Should You Own Gold as an Investment?
Written by: Paul Werlin, President, Human Capital Resources, Inc.
For thousands of years, virtually every civilization on earth has prized gold. It has been estimated that gold was first used as a medium of exchange around 1500 BC by the ancient Egyptians. People around the world covet its beauty and appreciate its valued. With gold having just reached an all-time high of $2,000 an ounce, the question is, should you own gold as an investment? While the question is simple, the answer is not easy to answer.
Many experts do recommend that gold represent from 5% to at most 10% of a well-diversified portfolio (along with international stocks, bonds, indexed finds, etc.). This means if you have $250,000 in investible assets, between $12,500 and $25,000 can be in gold. However, some professionals aren’t so sure about gold’s place in the average investor’s portfolio. To fully understand the pros and cons of investing in gold, there are a few things that must be understood. First, historically, gold has been thought of primarily as a hedge against inflation and uncertainty. When there’s little inflation, gold tends to lag the returns of other investments. And many would attribute the runup in gold prices this year to the uncertainties about the COVID crisis, the upcoming election, and so much economic uncertainty around the world. One also must remember, that physical gold pays no interest or dividends (like many stock and bonds) and in fact there can be a price associated with just storing any physical gold you may own (like fees for a bank safe deposit box).
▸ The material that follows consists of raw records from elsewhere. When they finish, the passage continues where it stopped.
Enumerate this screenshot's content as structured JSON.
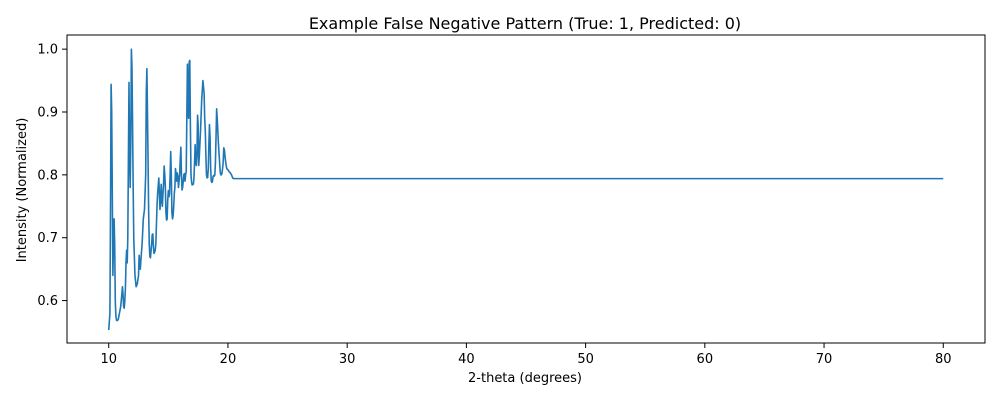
{
  "chart_data": {
    "type": "line",
    "title": "Example False Negative Pattern (True: 1, Predicted: 0)",
    "xlabel": "2-theta (degrees)",
    "ylabel": "Intensity (Normalized)",
    "xlim": [
      6.5,
      83.5
    ],
    "ylim": [
      0.5325,
      1.0225
    ],
    "x_ticks": [
      10,
      20,
      30,
      40,
      50,
      60,
      70,
      80
    ],
    "y_ticks": [
      0.6,
      0.7,
      0.8,
      0.9,
      1.0
    ],
    "y_tick_labels": [
      "0.6",
      "0.7",
      "0.8",
      "0.9",
      "1.0"
    ],
    "grid": false,
    "line_color": "#1f77b4",
    "series": [
      {
        "x": [
          10.0,
          10.1,
          10.15,
          10.2,
          10.25,
          10.3,
          10.35,
          10.4,
          10.45,
          10.5,
          10.55,
          10.6,
          10.65,
          10.7,
          10.8,
          10.9,
          11.0,
          11.1,
          11.15,
          11.2,
          11.25,
          11.3,
          11.35,
          11.4,
          11.45,
          11.5,
          11.55,
          11.6,
          11.7,
          11.75,
          11.8,
          11.85,
          11.9,
          11.95,
          12.0,
          12.05,
          12.1,
          12.2,
          12.3,
          12.4,
          12.5,
          12.55,
          12.6,
          12.65,
          12.7,
          12.8,
          12.9,
          13.0,
          13.1,
          13.15,
          13.2,
          13.25,
          13.3,
          13.35,
          13.4,
          13.45,
          13.5,
          13.6,
          13.65,
          13.7,
          13.75,
          13.8,
          13.85,
          13.9,
          13.95,
          14.0,
          14.05,
          14.1,
          14.2,
          14.25,
          14.3,
          14.35,
          14.4,
          14.45,
          14.5,
          14.55,
          14.6,
          14.65,
          14.7,
          14.75,
          14.8,
          14.85,
          14.9,
          14.95,
          15.0,
          15.05,
          15.1,
          15.15,
          15.2,
          15.25,
          15.3,
          15.35,
          15.4,
          15.45,
          15.5,
          15.55,
          15.6,
          15.65,
          15.7,
          15.75,
          15.8,
          15.85,
          15.9,
          15.95,
          16.0,
          16.05,
          16.1,
          16.15,
          16.2,
          16.25,
          16.3,
          16.35,
          16.4,
          16.45,
          16.5,
          16.55,
          16.6,
          16.65,
          16.7,
          16.75,
          16.8,
          16.85,
          16.9,
          16.95,
          17.0,
          17.05,
          17.1,
          17.15,
          17.2,
          17.25,
          17.3,
          17.35,
          17.4,
          17.45,
          17.5,
          17.55,
          17.6,
          17.7,
          17.8,
          17.9,
          18.0,
          18.05,
          18.1,
          18.15,
          18.2,
          18.25,
          18.3,
          18.35,
          18.4,
          18.45,
          18.5,
          18.55,
          18.6,
          18.65,
          18.7,
          18.75,
          18.8,
          18.85,
          18.9,
          18.95,
          19.0,
          19.05,
          19.1,
          19.2,
          19.3,
          19.35,
          19.4,
          19.45,
          19.5,
          19.55,
          19.6,
          19.65,
          19.7,
          19.75,
          19.8,
          19.85,
          19.9,
          20.0,
          20.1,
          20.2,
          20.3,
          20.4,
          20.5,
          20.55,
          20.6,
          20.65,
          20.7,
          20.75,
          20.8,
          20.85,
          20.9,
          20.95,
          21.0,
          21.05,
          21.1,
          21.15,
          21.2,
          21.25,
          21.3,
          21.35,
          21.4,
          21.45,
          21.5,
          21.55,
          21.6,
          21.65,
          21.7,
          21.75,
          21.8,
          21.85,
          21.9,
          22.0,
          25.0,
          30.0,
          40.0,
          50.0,
          60.0,
          70.0,
          80.0
        ],
        "y": [
          0.553,
          0.58,
          0.75,
          0.944,
          0.9,
          0.77,
          0.64,
          0.7,
          0.73,
          0.69,
          0.6,
          0.575,
          0.569,
          0.568,
          0.57,
          0.58,
          0.59,
          0.61,
          0.622,
          0.61,
          0.59,
          0.588,
          0.6,
          0.62,
          0.66,
          0.68,
          0.66,
          0.7,
          0.947,
          0.83,
          0.78,
          0.85,
          1.0,
          0.97,
          0.88,
          0.78,
          0.7,
          0.64,
          0.622,
          0.627,
          0.64,
          0.672,
          0.66,
          0.65,
          0.665,
          0.69,
          0.73,
          0.745,
          0.8,
          0.93,
          0.969,
          0.9,
          0.82,
          0.74,
          0.69,
          0.67,
          0.668,
          0.69,
          0.705,
          0.706,
          0.685,
          0.675,
          0.677,
          0.68,
          0.69,
          0.72,
          0.75,
          0.77,
          0.795,
          0.77,
          0.745,
          0.76,
          0.785,
          0.76,
          0.75,
          0.77,
          0.786,
          0.814,
          0.8,
          0.78,
          0.74,
          0.728,
          0.73,
          0.76,
          0.775,
          0.765,
          0.77,
          0.8,
          0.837,
          0.8,
          0.74,
          0.73,
          0.735,
          0.75,
          0.77,
          0.78,
          0.81,
          0.8,
          0.79,
          0.803,
          0.798,
          0.78,
          0.79,
          0.8,
          0.825,
          0.844,
          0.8,
          0.776,
          0.78,
          0.79,
          0.8,
          0.802,
          0.79,
          0.8,
          0.805,
          0.89,
          0.976,
          0.9,
          0.89,
          0.98,
          0.982,
          0.88,
          0.8,
          0.788,
          0.784,
          0.785,
          0.785,
          0.795,
          0.82,
          0.848,
          0.82,
          0.815,
          0.83,
          0.895,
          0.88,
          0.815,
          0.83,
          0.87,
          0.92,
          0.95,
          0.93,
          0.89,
          0.87,
          0.83,
          0.8,
          0.795,
          0.796,
          0.81,
          0.848,
          0.88,
          0.86,
          0.81,
          0.79,
          0.788,
          0.79,
          0.797,
          0.799,
          0.798,
          0.8,
          0.82,
          0.86,
          0.905,
          0.89,
          0.85,
          0.82,
          0.805,
          0.8,
          0.8,
          0.803,
          0.81,
          0.82,
          0.843,
          0.84,
          0.83,
          0.822,
          0.815,
          0.81,
          0.808,
          0.805,
          0.803,
          0.8,
          0.795,
          0.794,
          0.794,
          0.794,
          0.794,
          0.794,
          0.794,
          0.794,
          0.794,
          0.794,
          0.794,
          0.794,
          0.794,
          0.794,
          0.794,
          0.794,
          0.794,
          0.794,
          0.794,
          0.794,
          0.794,
          0.794,
          0.794,
          0.794,
          0.794,
          0.794,
          0.794,
          0.794,
          0.794,
          0.794,
          0.794,
          0.794,
          0.794,
          0.794,
          0.794,
          0.794,
          0.794,
          0.794
        ]
      }
    ]
  }
}
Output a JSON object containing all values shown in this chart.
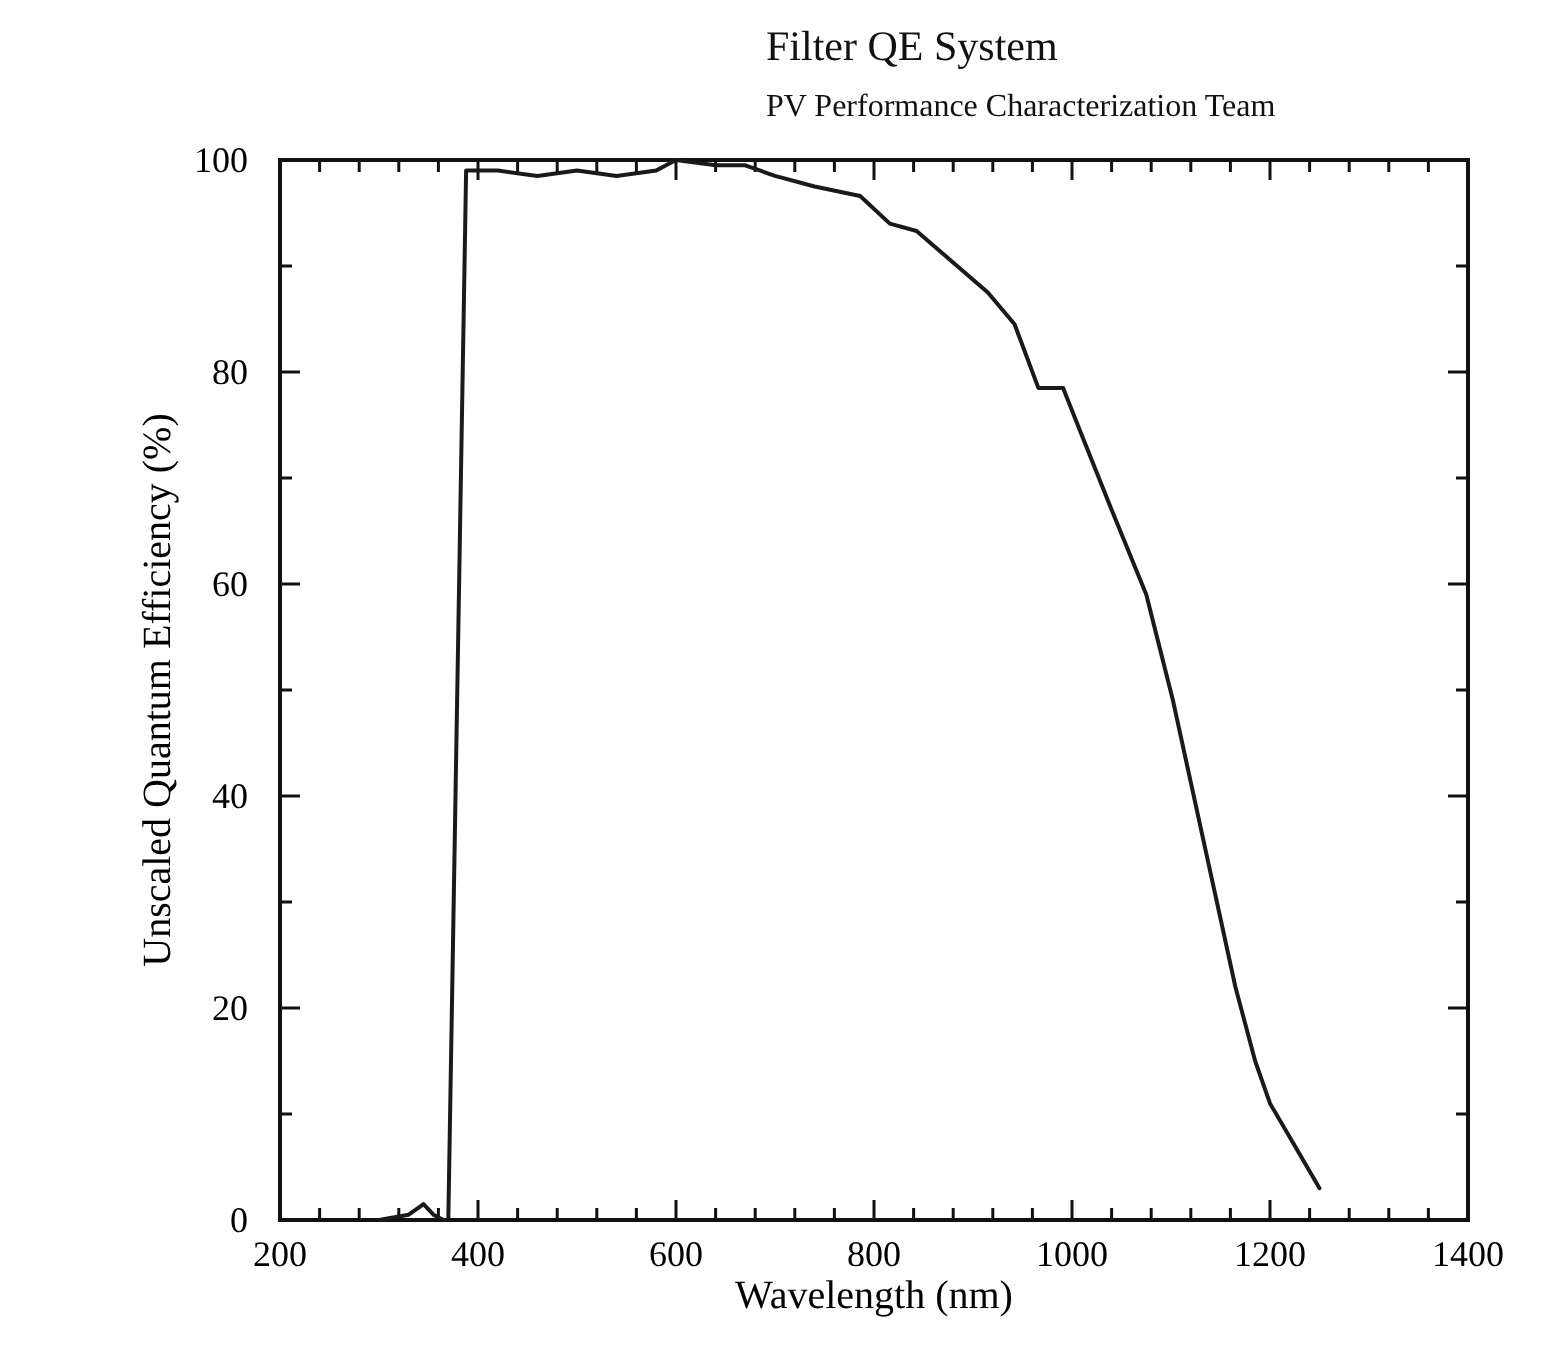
{
  "chart_data": {
    "type": "line",
    "title": "Filter QE System",
    "subtitle": "PV Performance Characterization Team",
    "xlabel": "Wavelength (nm)",
    "ylabel": "Unscaled Quantum Efficiency (%)",
    "xlim": [
      200,
      1400
    ],
    "ylim": [
      0,
      100
    ],
    "xticks": [
      200,
      {
        "value": 240,
        "label": null
      },
      {
        "value": 280,
        "label": null
      },
      {
        "value": 320,
        "label": null
      },
      {
        "value": 360,
        "label": null
      },
      400,
      {
        "value": 440,
        "label": null
      },
      {
        "value": 480,
        "label": null
      },
      {
        "value": 520,
        "label": null
      },
      {
        "value": 560,
        "label": null
      },
      600,
      {
        "value": 640,
        "label": null
      },
      {
        "value": 680,
        "label": null
      },
      {
        "value": 720,
        "label": null
      },
      {
        "value": 760,
        "label": null
      },
      800,
      {
        "value": 840,
        "label": null
      },
      {
        "value": 880,
        "label": null
      },
      {
        "value": 920,
        "label": null
      },
      {
        "value": 960,
        "label": null
      },
      1000,
      {
        "value": 1040,
        "label": null
      },
      {
        "value": 1080,
        "label": null
      },
      {
        "value": 1120,
        "label": null
      },
      {
        "value": 1160,
        "label": null
      },
      1200,
      {
        "value": 1240,
        "label": null
      },
      {
        "value": 1280,
        "label": null
      },
      {
        "value": 1320,
        "label": null
      },
      {
        "value": 1360,
        "label": null
      },
      1400
    ],
    "yticks": [
      0,
      {
        "value": 10,
        "label": null
      },
      20,
      {
        "value": 30,
        "label": null
      },
      40,
      {
        "value": 50,
        "label": null
      },
      60,
      {
        "value": 70,
        "label": null
      },
      80,
      {
        "value": 90,
        "label": null
      },
      100
    ],
    "grid": false,
    "marker": "none",
    "line_style": "solid",
    "series": [
      {
        "color": "#1a1a1a",
        "x": [
          300,
          330,
          345,
          355,
          365,
          370,
          388,
          420,
          460,
          500,
          540,
          580,
          600,
          640,
          670,
          700,
          740,
          786,
          816,
          843,
          884,
          915,
          942,
          966,
          991,
          1010,
          1040,
          1075,
          1102,
          1137,
          1165,
          1185,
          1200,
          1225,
          1250
        ],
        "values": [
          0,
          0.5,
          1.5,
          0.5,
          0,
          0,
          99,
          99,
          98.5,
          99,
          98.5,
          99,
          100,
          99.5,
          99.5,
          98.5,
          97.5,
          96.6,
          94,
          93.3,
          90,
          87.5,
          84.5,
          78.5,
          78.5,
          74,
          67,
          59,
          49,
          34,
          22,
          15,
          11,
          7,
          3
        ]
      }
    ]
  }
}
We also need to understand there are different ways to own gold. Individuals can buy gold bullion (bars), gold coins issued by countries like the US and Canada (American Gold Eagles, Canadian Maple Leafs). For many gold investors, there's no alternative to having actual physical metal in your possession. Just remember you pay a small fee to buy physical gold and sell as well, typically (a very small percentage of the price — the “spread” between the “bid” price and the “asked” price) and they can be purchased from many gold and bullion dealers. Some investors prefer to buy gold coins for their rarity as well as their gold value. Rare gold coins can be worth much more than the value of the metal depending on their scarcity. Reputable coin dealers are the place to go. But of course whether bullion or rare, gold can go up and down in value.
If you don’t need to be able to physically hold your gold, there are other options. There are gold ETFs (exchange traded funds) and mutual funds that make it easy to buy and sell gold directly in an investment account. Just do a search on “gold etf” or and “gold mutual funds” on the internet and you'll see many investments that are designed to track the price of gold, precious metals and gold mining companies (and various combinations). Of course, these investments do come with management fees and other expenses that need to be evaluated.
For those willing to take more risk, gold futures contracts are an option. With futures, you own the right to buy a specified amount of gold (say 100 ozs), at a fixed price for a specified time period. For most investors, the risks and dollars involved are just too great with futures.
Lastly, owning gold mining stocks is another choice, but there really isn’t an exact relationship between the price of gold and the price of gold mining companies. This is because most gold miners also mine other minerals as well — silver and copper just to name two. Also, miners are businesses like any other that can have problems with everything from miner strikes, civil unrest in the countries they have operations, and hundreds of other problems. But gold mining stocks are still one way to have some exposure to the price of gold.
There’s no doubt that many believe owning at least some gold is smart. Historically, it’s been a good hedge against inflation, a refuge for safety in uncertain times, and a way to protect other financial assets. And of course, it is beautiful. Should it be in your portfolio? Well, that’s for you and your financial advisor to decide.